Ceux qui comme moi commencent leur journée en consultant leurs quotidiens préférés en ligne auront constaté depuis quelque temps la multiplication des contenus cadenassés, c’est à dire réservés à leurs abonnés, les précieux lecteurs payants. Comme par hasard, les contenus les plus intéressants sont d’accès restreint (ou est-ce que les cadenas dorés confèrent par magie des qualités exceptionnelles aux contenus ainsi distingués ?). Ma lecture est devenue rapide et frustrante, mes passages éclairs se limitant souvent à la lecture des titres.
Le journal en ligne n’est pas rat; il propose une formule honnête pour consulter sans restriction son contenu. Celui-ci a une valeur, les directeurs de publication investissent, les journalistes font un travail et celui-ci doit être rémunéré. Les journaux fournissent un service qui possède une valeur ; celle-ci doit être reconnue et monétisée. Si on paye pas aujourd’hui, comment peut-on prétendre maintenir ce service demain ? Sur un plan rationnel, je comprends parfaitement, j’adhère totalement à la démarche. Je la défends. Pourtant, je ne m’abonne pas, et je n’entends toujours pas m’abonner.
Pourquoi suis-je aussi ingrate ?
Pendant des années, j’ai été une abonnée papier. J’aime l’idée de recevoir chez moi mes journaux, mes magazines préférés. Depuis que je vis à l’étranger, mes abonnements se sont révélés des fiascos : les magazines se perdaient, les quotidiens n’en parlons pas, j’avais toujours un train, un article de retard. Internet a tout changé. Des mise à jour continues, des sites à gogo pour croiser les infos et pas un rond à débourser.
L’idée qu’internet, « ce cyberespace » est de tous, s’est imposée. En quelques années, nous nous sommes approprié l’idée que tout ce qui circulait sur la toile, le savoir, les idées, les images, l’immatériel était en partage, libre d’exploitation. Ce qui est sur la toile, est de tous et appartient à tous, sans restriction. Le web a donc fondu le contenu dans le contenant. Un contenant pratiquement gratuit, mettant à disposition un contenu tout aussi gracieux. La mise en place du payant est dont perçue contre profondément antinomique. Frein à cette liberté tout azimut revendiquée, le payant prétend faire payer l’immatériel, le virtuel.

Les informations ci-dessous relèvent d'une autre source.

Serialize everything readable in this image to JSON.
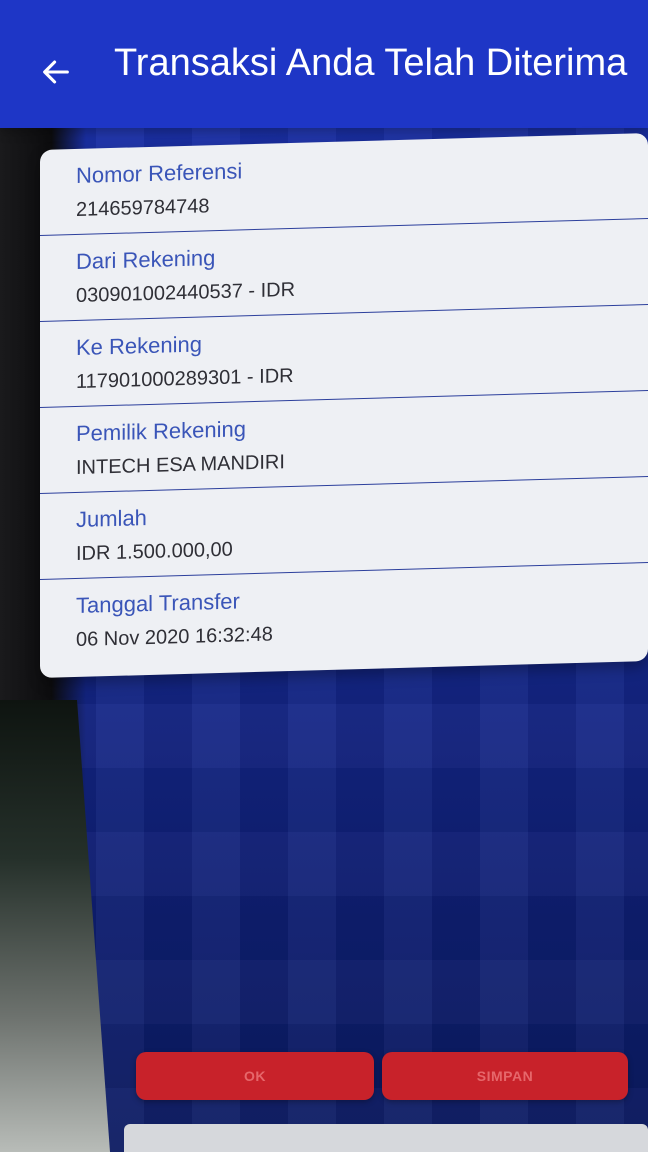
{
  "header": {
    "title": "Transaksi Anda Telah Diterima",
    "back_icon": "arrow-left-icon"
  },
  "details": [
    {
      "label": "Nomor Referensi",
      "value": "214659784748"
    },
    {
      "label": "Dari Rekening",
      "value": "030901002440537 - IDR"
    },
    {
      "label": "Ke Rekening",
      "value": "117901000289301 - IDR"
    },
    {
      "label": "Pemilik Rekening",
      "value": "INTECH ESA MANDIRI"
    },
    {
      "label": "Jumlah",
      "value": "IDR 1.500.000,00"
    },
    {
      "label": "Tanggal Transfer",
      "value": "06 Nov 2020 16:32:48"
    }
  ],
  "footer": {
    "ok_label": "OK",
    "save_label": "SIMPAN"
  },
  "colors": {
    "header": "#1e36c6",
    "label": "#3a55b8",
    "button": "#c8222a"
  }
}
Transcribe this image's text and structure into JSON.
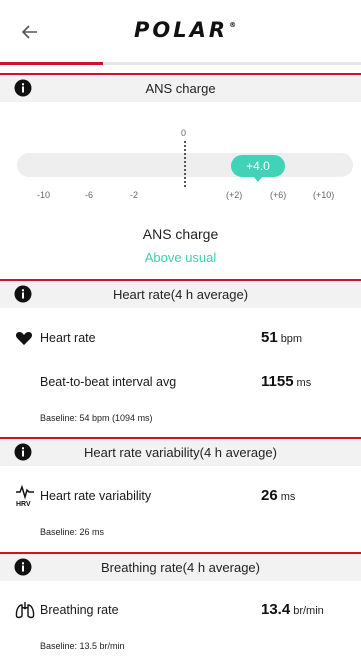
{
  "header": {
    "logo_text": "POLAR",
    "logo_mark": "®",
    "progress_fraction": 0.285
  },
  "ans": {
    "section_title": "ANS charge",
    "zero_label": "0",
    "value_label": "+4.0",
    "value": 4.0,
    "ticks": [
      "-10",
      "-6",
      "-2",
      "(+2)",
      "(+6)",
      "(+10)"
    ],
    "center_title": "ANS charge",
    "center_status": "Above usual",
    "accent_color": "#40d3b8"
  },
  "heart": {
    "section_title": "Heart rate(4 h average)",
    "rows": [
      {
        "label": "Heart rate",
        "value": "51",
        "unit": "bpm"
      },
      {
        "label": "Beat-to-beat interval avg",
        "value": "1155",
        "unit": "ms"
      }
    ],
    "baseline": "Baseline: 54 bpm (1094 ms)"
  },
  "hrv": {
    "section_title": "Heart rate variability(4 h average)",
    "icon_text": "HRV",
    "rows": [
      {
        "label": "Heart rate variability",
        "value": "26",
        "unit": "ms"
      }
    ],
    "baseline": "Baseline: 26 ms"
  },
  "breathing": {
    "section_title": "Breathing rate(4 h average)",
    "rows": [
      {
        "label": "Breathing rate",
        "value": "13.4",
        "unit": "br/min"
      }
    ],
    "baseline": "Baseline: 13.5 br/min"
  },
  "colors": {
    "brand_red": "#d0112b",
    "accent": "#40d3b8"
  }
}
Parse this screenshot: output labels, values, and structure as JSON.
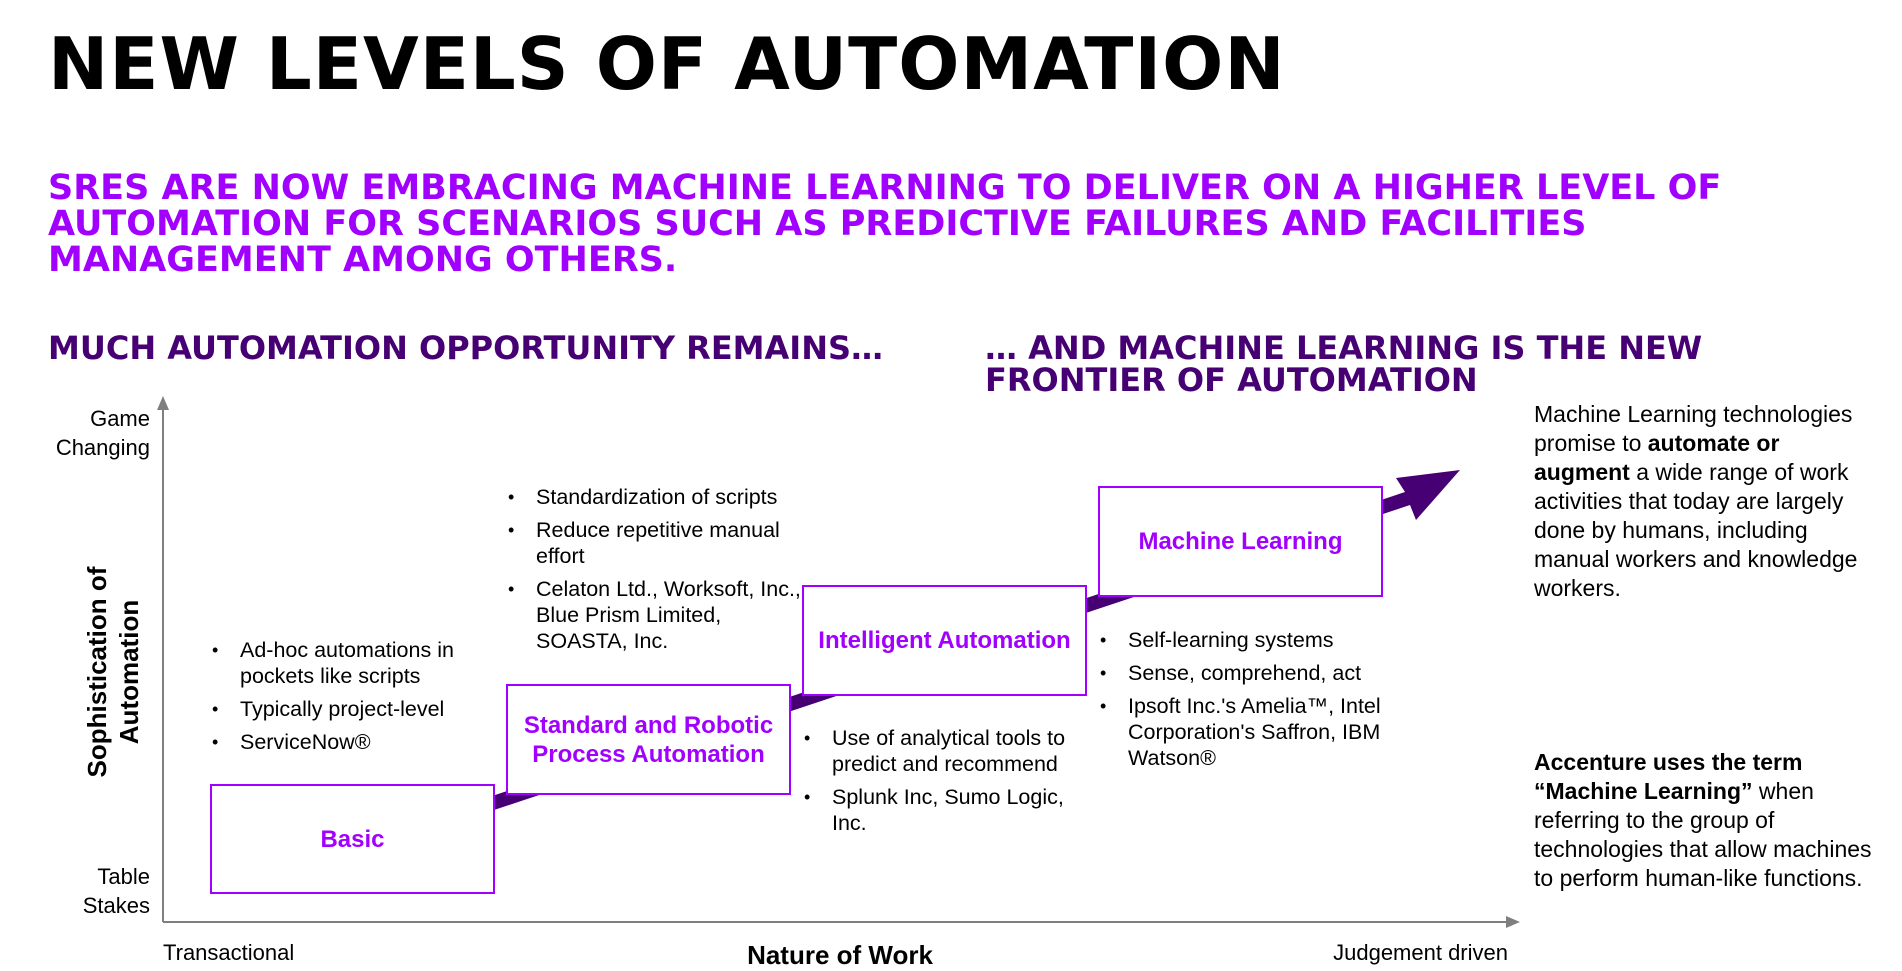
{
  "title": "NEW LEVELS OF AUTOMATION",
  "subtitle": "SRES ARE NOW EMBRACING MACHINE LEARNING TO DELIVER ON A HIGHER LEVEL OF AUTOMATION FOR SCENARIOS SUCH AS PREDICTIVE FAILURES AND FACILITIES MANAGEMENT AMONG OTHERS.",
  "left_heading": "MUCH AUTOMATION OPPORTUNITY REMAINS…",
  "right_heading": "… AND MACHINE LEARNING IS THE NEW FRONTIER OF AUTOMATION",
  "axis": {
    "y_top": "Game Changing",
    "y_bottom": "Table Stakes",
    "y_title": "Sophistication of Automation",
    "x_left": "Transactional",
    "x_title": "Nature of Work",
    "x_right": "Judgement driven"
  },
  "stages": [
    {
      "label": "Basic",
      "bullets": [
        "Ad-hoc automations in pockets like scripts",
        "Typically project-level",
        "ServiceNow®"
      ]
    },
    {
      "label": "Standard and Robotic Process Automation",
      "bullets": [
        "Standardization of scripts",
        "Reduce repetitive manual effort",
        "Celaton Ltd., Worksoft, Inc., Blue Prism Limited, SOASTA, Inc."
      ]
    },
    {
      "label": "Intelligent Automation",
      "bullets": [
        "Use of analytical tools to predict and recommend",
        "Splunk Inc, Sumo Logic, Inc."
      ]
    },
    {
      "label": "Machine Learning",
      "bullets": [
        "Self-learning systems",
        "Sense, comprehend, act",
        "Ipsoft Inc.'s Amelia™, Intel Corporation's Saffron, IBM Watson®"
      ]
    }
  ],
  "side_note_1": {
    "pre": "Machine Learning technologies promise to ",
    "bold": "automate or augment",
    "post": " a wide range of work activities that today are largely done by humans, including manual workers and knowledge workers."
  },
  "side_note_2": {
    "bold": "Accenture uses the term “Machine Learning”",
    "post": " when referring to the group of technologies that allow machines to perform human-like functions."
  },
  "colors": {
    "accent": "#a100ff",
    "dark_purple": "#460073",
    "text": "#000000"
  }
}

Je suis d’accord pour payer mon journal papier mais pas mon journal en ligne. Je suis prête à reconnaître la valeur de ce papier que j’ai entre les mains, ce tangible qui fait toute la différence… Ce qui me reste entre les mains, ce que je pourrais garder, qui est concret et confortable. La lecture sur écran – on aura beau grossir les caractères des textes- reste incommode: elle se télescope avec nos habitudes de lecture telle que nous les avons apprises sur nos livres et nos cahiers d’écoliers. Peut être que la généralisation de l’usage des écrans à l’école réduira cette fracture. Les enfants seront aussi à l’aise avec le scrolling d’une page qu’avec son balayage de gauche à droite.Peut-être que la révolution se fera lentement : on finira par admettre qu’un contenu virtuel est exactement identique à un contenu tangible. Et on se résoudra à payer. Mais quoi, si les journaux auront cessé d’exister ?!